For something so divisive, you’d think there would be celebration.
But amidst the almost-universal praise, there is a strain of grumbling that goes something like this:
Learn your history! It’s about heritage, not racism!
History is a tricky subject. We can think that it’s an objective account of our past, or we can acknowledge that it is a subjective mish-mash of narratives that managed to win out over other narratives. To be sure, a history of Native Americans in the United States would be written differently from the Native American perspective than those who drove them out of their lands. Curriculum wars have been waged over how certain history has been told in school textbooks. If history was objective, we wouldn’t have these issues.
So when I hear “Learn your history,” I ask: Whose history? I’m a white male Southerner who spent a lot of time in past years studying how the Confederacy came to be, because I wanted to find out which was true: heritage or hate? I love flag design and owned a few Civil War era flags of South Carolina. I read Calhoun and Davis. I have been heavily involved in my own local history initiatives. I studied other instances of secession in world history. I could even see some of the constitutional rationale for secession, on paper and in a vacuum, so to speak. None of that could erase the fact that, despite the causes we may assign to Southern secession and the lingering Confederacy, there were clearly racist motives amidst the non-racist ones in the founding of the CSA. To that end, the flags represent it.
Flags are about active causes. It’s one thing to have a monument to the Confederate dead, but flying a battle flag in their memory doesn’t do anything other than imply we still support that cause today. It’s safe to say those men died for their country–CSA, at the time–and I would imagine their idea of patriotism today would beholden them to the same United States Flag that we fly today as Americans. (That brings up another point: flying those two flags at the same time seems completely illogical to me, but that’s another post.)

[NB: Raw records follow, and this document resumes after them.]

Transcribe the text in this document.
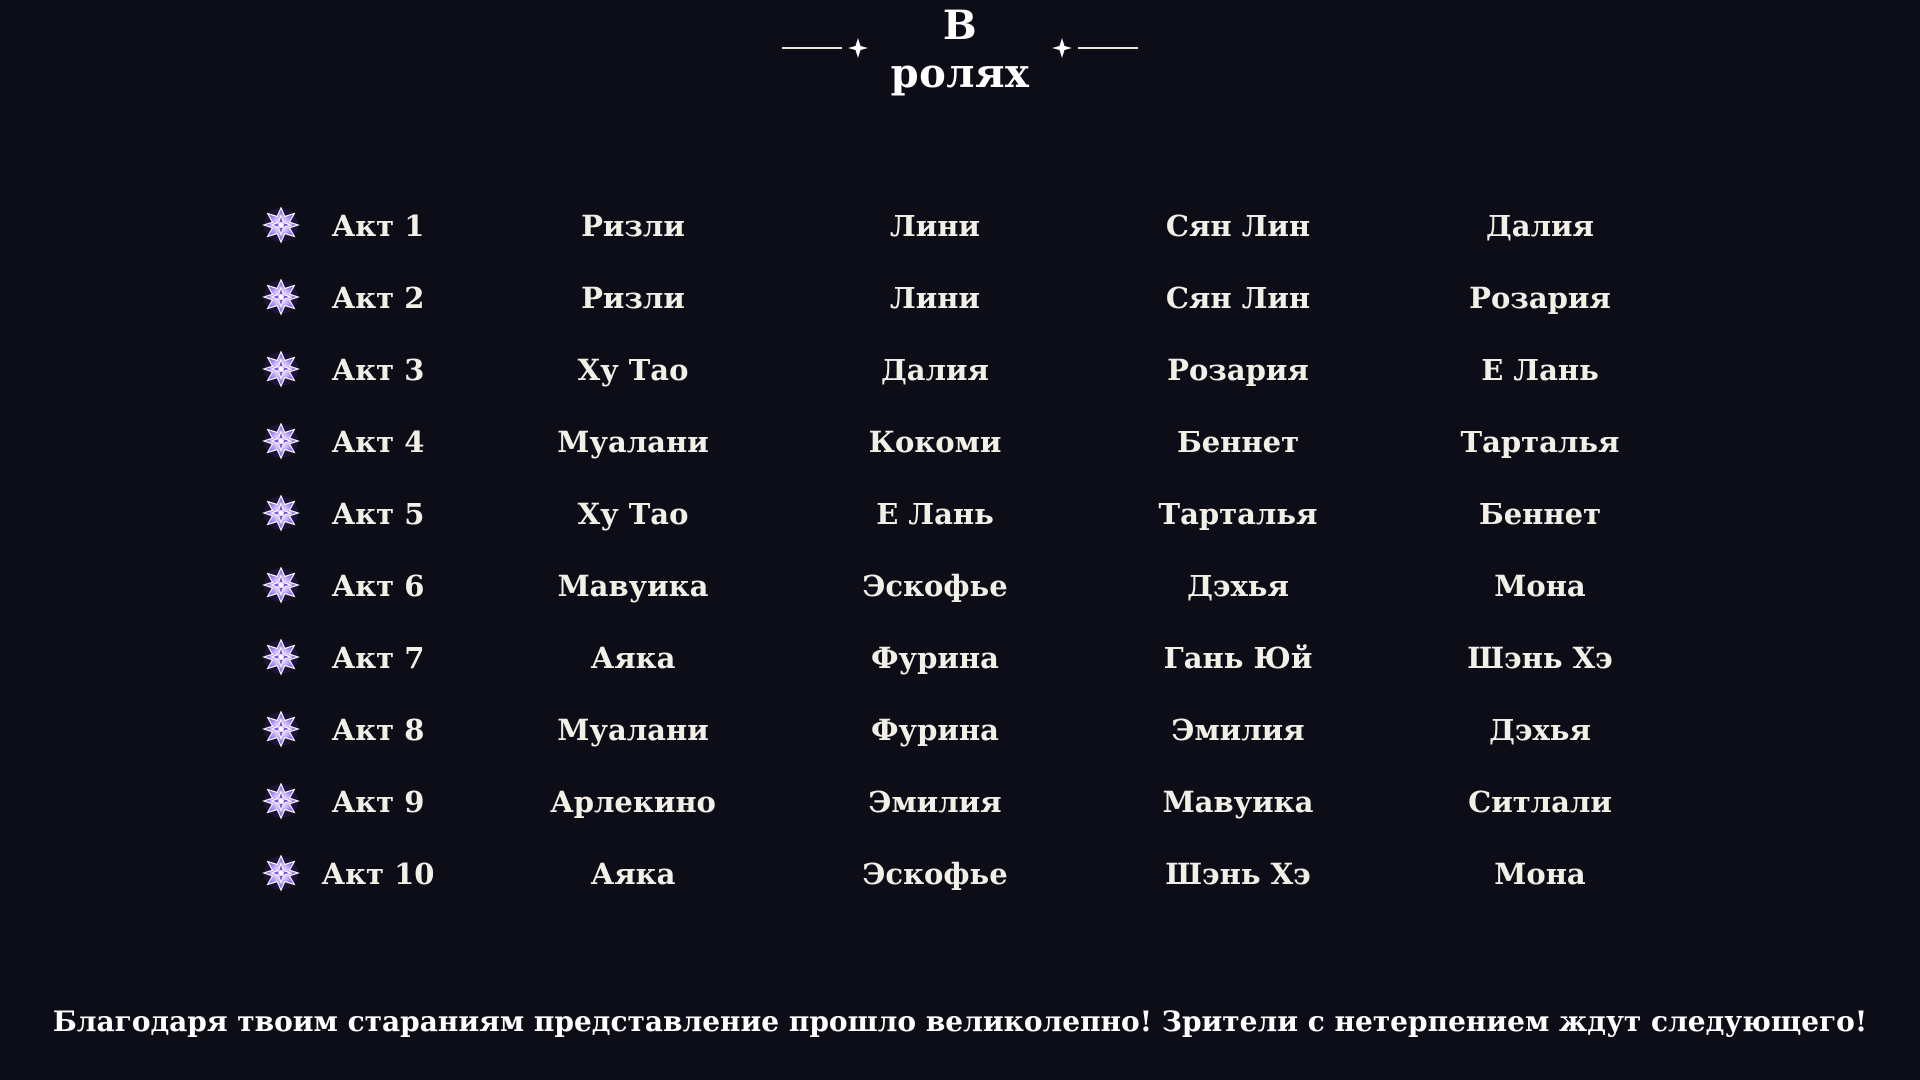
В
ролях
Акт 1	Ризли	Лини	Сян Лин	Далия
Акт 2	Ризли	Лини	Сян Лин	Розария
Акт 3	Ху Тао	Далия	Розария	Е Лань
Акт 4	Муалани	Кокоми	Беннет	Тарталья
Акт 5	Ху Тао	Е Лань	Тарталья	Беннет
Акт 6	Мавуика	Эскофье	Дэхья	Мона
Акт 7	Аяка	Фурина	Гань Юй	Шэнь Хэ
Акт 8	Муалани	Фурина	Эмилия	Дэхья
Акт 9	Арлекино	Эмилия	Мавуика	Ситлали
Акт 10	Аяка	Эскофье	Шэнь Хэ	Мона
Благодаря твоим стараниям представление прошло великолепно! Зрители с нетерпением ждут следующего!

When we–white, southern, reasonably comfortable, and only connected to the Civil War by memory or distant relatives who were fighting to keep their economic interests alive–say “learn your history,” we are actually saying “learn the history that makes this flag okay.” The problem is, it’s not that simple. History is checkered. History is subjective. You cannot tell me that a descendant of a slave in South Carolina has the same perspective on history that we do. When we say “learn your history,” we are once again imposing our will over those who don’t have the luxury of a Gone With The Wind recollection of history.
If you can put together an entire nation, or state, or county of people who think that battle flag represents them, then secede again and fly it. But as it stands, state government represents all state residents, and enough of them don’t share the same history you do of that symbol. What’s wrong with being a good neighbor and letting it go?